Mientras las esferas celestes giran indiferentes concibo que el alma del san Cristóbal Poderoso de la parroquia está sola, eternamente sola y nadie la acompaña, nadie sabe lo que quiere ni lo que aborrece ni adónde la llevaran sus pasos, puesto que ella misma lo ignora: “Pobre omnipotente desdichado san Cristóbal bendito, llora en el fondo de mí, yo te escondo y te protejo.”

A Lupita


Frágiles, falibles, fugaces, perecederos, de carne, de barro y paráclito, de sombra y luz; los hombres somos apenas un accidente, es decir: innecesarios y contingentes. Giran los astros, fulgen las estrellas, cruzan el éter los cometas, se impactan los meteoros contra las planetarias superficies ignotas, las dimensiones de lo inconmensurable se expanden de modo infinito hacia lo formidable y hacia lo ínfimo; los hombres nacemos, erramos y morimos concibiendo, tal vez, un pensamiento de valor, tal vez –seguramente- ninguno.

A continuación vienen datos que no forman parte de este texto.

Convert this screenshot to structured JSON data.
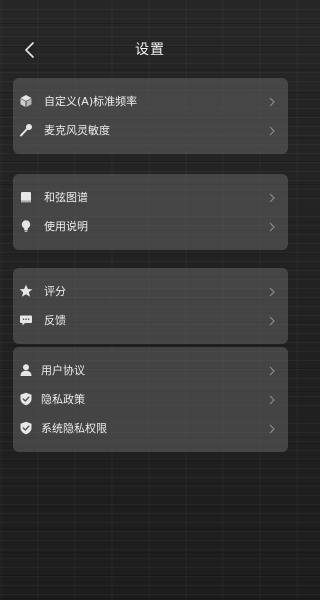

“El hombre no puede ofrecer un don más precioso que el de aquello que ha discurrido consigo mismo en lo íntimo del ánimo, pues con ello otorga al lector lo más grande que hay: la mirada serena y abierta de un ser libre. Ningún don es más duradero pues nada destruye el goce que la contemplación proporciona ni anula el refrescante estímulo que significa para la fuerza vital”. (Schleiermacher, Monólogos, Ed. Aguilar, Madrid, Buenos Aires, México, Argentina, 1955)

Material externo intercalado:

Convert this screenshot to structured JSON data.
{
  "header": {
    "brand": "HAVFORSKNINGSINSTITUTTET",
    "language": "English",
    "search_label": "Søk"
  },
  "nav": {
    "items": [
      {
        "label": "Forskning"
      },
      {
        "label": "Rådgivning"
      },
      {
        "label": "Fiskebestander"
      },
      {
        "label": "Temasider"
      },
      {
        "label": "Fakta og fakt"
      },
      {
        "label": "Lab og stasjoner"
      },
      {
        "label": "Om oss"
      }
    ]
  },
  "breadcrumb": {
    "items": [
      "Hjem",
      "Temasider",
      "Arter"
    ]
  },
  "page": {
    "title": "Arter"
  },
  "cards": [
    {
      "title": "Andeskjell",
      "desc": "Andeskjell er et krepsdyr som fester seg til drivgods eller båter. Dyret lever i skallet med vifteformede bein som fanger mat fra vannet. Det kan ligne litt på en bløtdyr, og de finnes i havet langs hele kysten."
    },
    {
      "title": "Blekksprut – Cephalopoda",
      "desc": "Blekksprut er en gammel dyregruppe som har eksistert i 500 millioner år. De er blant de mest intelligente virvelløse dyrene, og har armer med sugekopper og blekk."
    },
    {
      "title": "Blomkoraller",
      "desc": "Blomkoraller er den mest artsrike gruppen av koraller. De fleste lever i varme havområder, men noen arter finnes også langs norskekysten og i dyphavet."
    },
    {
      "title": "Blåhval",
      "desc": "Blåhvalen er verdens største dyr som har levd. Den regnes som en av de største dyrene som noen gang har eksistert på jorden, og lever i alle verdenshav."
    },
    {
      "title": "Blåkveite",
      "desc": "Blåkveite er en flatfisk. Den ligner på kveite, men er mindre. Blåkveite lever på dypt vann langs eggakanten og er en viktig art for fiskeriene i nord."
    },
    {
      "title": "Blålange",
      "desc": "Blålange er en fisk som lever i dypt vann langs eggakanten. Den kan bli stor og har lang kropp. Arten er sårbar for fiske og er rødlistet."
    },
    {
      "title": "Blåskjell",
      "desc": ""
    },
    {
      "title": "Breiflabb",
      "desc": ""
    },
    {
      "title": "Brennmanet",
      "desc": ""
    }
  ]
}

¿Cómo ser libre en el mundo regido por el dinero y la fealdad; por la vulgaridad erigida en criterio global de actualidad; por la arrogante ignorancia que balbucea, gruñe, sus frases zafias desde las ubicuas pantallitas led de los ‘celulares’, esos exocerebros de los mutantes que deambulan, dentro de sus zapatos o de vehículos motorizados, por las calles del planeta?

“Y me admiraba de que te amara ya a ti, no a un fantasma en tu lugar; pero no me sostenía en el goce de mi Dios, sino que, arrebatado hacia ti por tu hermosura, era luego apartado de ti por mi peso, y me desplomaba sobre estas cosas con gemido, siendo mi peso la costumbre carnal. Pero conmigo estaba tu memoria, ni en modo alguno dudaba ya de que existía un ser a quien yo debía adherirme, pero a quien no estaba yo en condición de adherirme, porque el cuerpo que se corrompe agobia el alma y la morada terrena deprime la mente que piensa muchas cosas. Asimismo, estaba certísimo de que tus cosas invisibles se perciben, desde la constitución del mundo, por la inteligencia de las cosas que has creado, incluso tu virtud sempiterna y tu divinidad. Porque buscando yo de dónde aprobaba la hermosura de los cuerpos -ya celestes, ya terrestres- y qué era lo que había en mí para juzgar rápida y cabalmente de las cosas mudables cuando decía: ‘Esto debe ser así, aquello no debe ser así’; buscando, digo, de dónde juzgaba yo cuando así juzgaba, hallé que estaba la Inconmutable y verdadera eternidad de la Verdad sobre mi mente mudable”. (San Agustín, Confesiones, Libro VII, Cap. 17, Editorial BAC, Madrid, 1960)

Y esto a propósito de nada, porque inicial y finalmente en eso consiste la vida humana: nada, vacuidad, vanidad, humo. Sin embargo, el alma del árbol que me mira escribir al través de la ventana es inmensa y serena. Hoy es el día de n. S. del jueves 17 de enero del año 2019 y en el ámbito celeste los planetas bailan, danzan, giran rítmicamente y cantan, en una portentosa e inaudible lengua, los dulces salmos de la alabanza. Tengo frente a mí, en el escritorio, un frasco de vidrio inmaculadamente transparente, donde conservo unos cuantos mililitros del agua bendita que el señor cura de san Andrés, el excelentísimo don José Medina, utilizó durante la ceremonia sacramental de mi bautismo.

Mientras las esferas celestes giran indiferentes concibo que el alma del san Cristóbal Poderoso de la parroquia está sola, eternamente sola y nadie la acompaña, nadie sabe lo que quiere ni lo que aborrece ni adónde la llevaran sus pasos, puesto que ella misma lo ignora: “Pobre omnipotente desdichado san Cristóbal bendito, llora en el fondo de mí, yo te escondo y te protejo.”